Hell, back then even murder was a close call in Tribe’s eyes, if the president did the deed himself, for personal reasons. In his testimony, Tribe emphasized the fact that “when Vice President Aaron Burr killed Alexander Hamilton in a duel in July 1804 … Burr served out his term, which ended in early 1805,” without getting impeached. “There may well be room to argue,” Tribe grudgingly conceded, that a contemporary president could be impeached for an extracurricular homicide — but that exception “must not be permitted to swallow [the] rule.” Whack a guy in Weehawken and we might have to let you get away with it; lie about him on Twitter, though, and you’ve got to go.
Charges of “Trump Derangement Syndrome” are often jus a debater’s dodge, used to change the subject from the president’s behavior to his critics’ alleged hang‐ups. Spend any time following Laurence Tribe on social media, though, and you’ll begin to think of it as an actual, clinical condition.
It turns out that Donald J. Trump isn’t the only septuagenarian who’s too excitable to be trusted with a Twitter account. Tribe’s feed has become a “vector of misinformation and conspiracy theories on Twitter,” as Dartmouth political scientist Brendan Nyhan puts it. The distinguished professor of constitutional law has become a sucker for crackpot theories about the Trump‐Russia connection, and a fan of those who spread them, such as “the incomparable Louise Mensch.” “Incomparable” is right. Mensch, the “paranoid bard of the age of Trump,” claims, among other things, that Vladimir Putin had Andrew Breitbart assassinated, and that “the Marshal of the Supreme Court” has notified President Trump of secret impeachment proceedings that are already underway. (I like to think that the mysterious “Marshal” sports a Stetson and swaggers around like Raylan Givens.)
More conventional grounds for impeachment emerged in May, when the president sacked FBI director James Comey over “this Russia thing.” As that story was breaking, Tribe took to the Washington Post op‐ed page to insist that “Trump must be impeached” for obstruction of justice. Trump’s actions, Tribe argued, read like a replay of the charges against Richard Nixon: “making misleading statements to, or withholding material evidence from, federal investigators or other federal employees … [and] dangling carrots in front of people who might otherwise pose trouble for one’s hold on power.” “To say that this does not in itself rise to the level of ‘obstruction of justice,’ ” Tribe thundered, “is to empty that concept of all meaning.”

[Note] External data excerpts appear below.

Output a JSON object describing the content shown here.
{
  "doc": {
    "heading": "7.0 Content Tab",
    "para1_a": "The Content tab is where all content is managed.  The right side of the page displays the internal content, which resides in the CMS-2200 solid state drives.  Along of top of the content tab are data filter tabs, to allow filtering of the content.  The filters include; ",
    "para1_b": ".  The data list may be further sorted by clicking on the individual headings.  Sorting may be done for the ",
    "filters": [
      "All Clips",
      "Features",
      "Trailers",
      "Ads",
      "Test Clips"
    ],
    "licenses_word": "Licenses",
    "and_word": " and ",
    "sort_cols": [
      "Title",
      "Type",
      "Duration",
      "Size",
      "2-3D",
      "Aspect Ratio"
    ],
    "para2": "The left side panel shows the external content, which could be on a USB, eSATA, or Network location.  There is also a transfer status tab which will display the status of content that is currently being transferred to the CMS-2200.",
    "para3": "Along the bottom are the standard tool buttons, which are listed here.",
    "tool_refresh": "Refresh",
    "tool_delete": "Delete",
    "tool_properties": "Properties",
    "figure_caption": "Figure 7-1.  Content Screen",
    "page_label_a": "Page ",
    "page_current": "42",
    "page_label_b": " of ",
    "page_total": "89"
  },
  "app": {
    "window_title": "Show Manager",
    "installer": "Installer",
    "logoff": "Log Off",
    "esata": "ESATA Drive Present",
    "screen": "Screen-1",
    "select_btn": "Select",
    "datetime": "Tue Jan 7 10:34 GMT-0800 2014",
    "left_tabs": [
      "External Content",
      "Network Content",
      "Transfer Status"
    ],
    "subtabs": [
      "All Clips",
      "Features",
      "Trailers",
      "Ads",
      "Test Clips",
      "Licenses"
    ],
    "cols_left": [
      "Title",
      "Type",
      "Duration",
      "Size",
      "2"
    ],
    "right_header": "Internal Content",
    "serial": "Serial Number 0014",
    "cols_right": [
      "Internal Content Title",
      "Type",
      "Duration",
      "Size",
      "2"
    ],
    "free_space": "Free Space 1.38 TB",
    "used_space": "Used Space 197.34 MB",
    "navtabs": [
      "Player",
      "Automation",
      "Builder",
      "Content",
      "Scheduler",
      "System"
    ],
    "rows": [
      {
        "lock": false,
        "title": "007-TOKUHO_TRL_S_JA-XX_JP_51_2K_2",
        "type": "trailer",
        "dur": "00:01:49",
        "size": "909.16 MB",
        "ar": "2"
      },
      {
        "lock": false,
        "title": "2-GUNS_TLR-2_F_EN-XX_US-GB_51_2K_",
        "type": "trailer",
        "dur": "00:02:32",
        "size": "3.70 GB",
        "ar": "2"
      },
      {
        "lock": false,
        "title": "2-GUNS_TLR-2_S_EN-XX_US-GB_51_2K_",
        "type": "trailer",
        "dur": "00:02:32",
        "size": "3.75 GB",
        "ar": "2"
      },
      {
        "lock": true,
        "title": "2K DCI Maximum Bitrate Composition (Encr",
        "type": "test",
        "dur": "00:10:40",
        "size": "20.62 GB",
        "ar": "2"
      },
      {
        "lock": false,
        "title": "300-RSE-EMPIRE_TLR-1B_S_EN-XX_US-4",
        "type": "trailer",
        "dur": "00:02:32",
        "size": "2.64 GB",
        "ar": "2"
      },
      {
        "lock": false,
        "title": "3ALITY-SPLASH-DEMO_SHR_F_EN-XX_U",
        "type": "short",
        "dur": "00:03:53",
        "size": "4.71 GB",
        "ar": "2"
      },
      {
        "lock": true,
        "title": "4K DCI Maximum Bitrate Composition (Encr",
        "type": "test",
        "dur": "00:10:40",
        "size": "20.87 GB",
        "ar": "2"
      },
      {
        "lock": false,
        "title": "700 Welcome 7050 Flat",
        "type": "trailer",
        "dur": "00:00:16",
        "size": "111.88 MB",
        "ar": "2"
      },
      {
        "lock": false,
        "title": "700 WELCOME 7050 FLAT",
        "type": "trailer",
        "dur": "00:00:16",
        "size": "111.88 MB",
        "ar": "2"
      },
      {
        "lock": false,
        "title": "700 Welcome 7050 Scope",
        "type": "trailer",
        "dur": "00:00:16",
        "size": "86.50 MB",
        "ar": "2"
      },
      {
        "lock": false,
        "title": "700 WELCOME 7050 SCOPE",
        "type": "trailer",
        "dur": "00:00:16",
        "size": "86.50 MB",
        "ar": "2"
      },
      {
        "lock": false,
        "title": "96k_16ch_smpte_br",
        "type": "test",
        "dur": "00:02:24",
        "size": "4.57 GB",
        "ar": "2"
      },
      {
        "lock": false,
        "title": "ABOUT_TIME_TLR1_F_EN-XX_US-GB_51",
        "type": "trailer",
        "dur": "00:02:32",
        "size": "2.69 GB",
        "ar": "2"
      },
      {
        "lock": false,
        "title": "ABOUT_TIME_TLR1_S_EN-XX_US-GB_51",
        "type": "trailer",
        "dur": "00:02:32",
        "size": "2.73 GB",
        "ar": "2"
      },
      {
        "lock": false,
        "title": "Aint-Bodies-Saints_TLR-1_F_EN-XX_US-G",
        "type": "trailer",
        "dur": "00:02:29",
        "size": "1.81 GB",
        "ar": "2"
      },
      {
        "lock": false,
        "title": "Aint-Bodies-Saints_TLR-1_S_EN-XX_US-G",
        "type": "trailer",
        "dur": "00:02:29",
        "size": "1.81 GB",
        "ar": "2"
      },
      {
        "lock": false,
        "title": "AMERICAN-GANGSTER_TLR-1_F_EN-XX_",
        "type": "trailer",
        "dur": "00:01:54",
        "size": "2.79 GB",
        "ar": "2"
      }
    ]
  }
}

Not quite: Reasonable legal minds differ about whether Trump’s behavior rises to that level. Besides, those charges also read like a replay of the rap against Clinton. And as Tribe stressed during that imbroglio, whether obstruction is impeachable depends in part on how serious a thing the president was trying to cover up. It’s entirely possible that further investigation won’t yield evidence of collusion, and the entire episode will end up looking less scandalous than Clinton’s romp with Monica Lewinsky. By Tribe’s own indulgent standard, then, without “the threat of substantial harm to the nation required to establish a high crime or misdemeanor,” Trump should get a pass.

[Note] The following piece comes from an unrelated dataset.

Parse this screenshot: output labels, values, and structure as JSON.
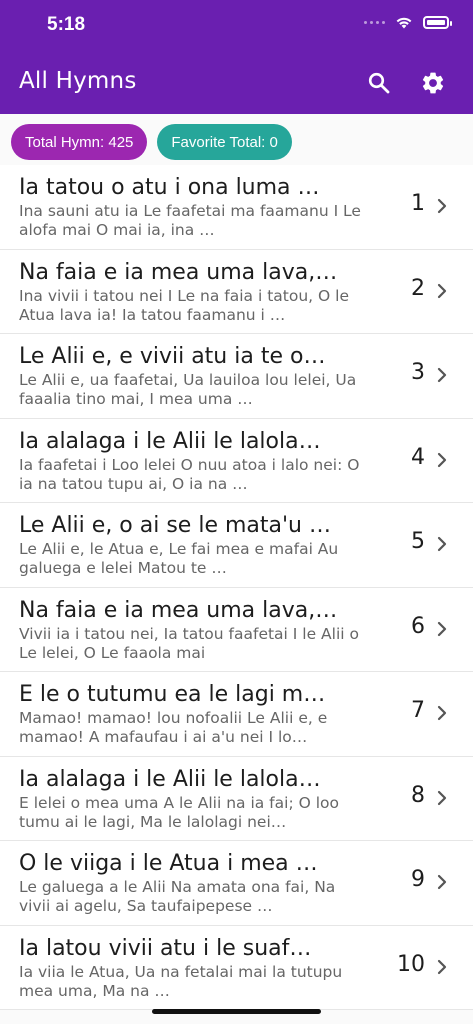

As it happens, the scope of the impeachment power is considerably broader than partisans such as Tribe led people to believe back when they were trying to save Clinton’s hide. But that’s the problem with tailoring your constitutional interpretations to the political needs of the moment: As Tribe put it in 1998, it’s “short‐sighted … to approach the task of defining ‘high Crimes and Misdemeanors’ from a narrowly result‐oriented perspective,” because you “may live to regret” the standard you’ve set when the presidency changes hands.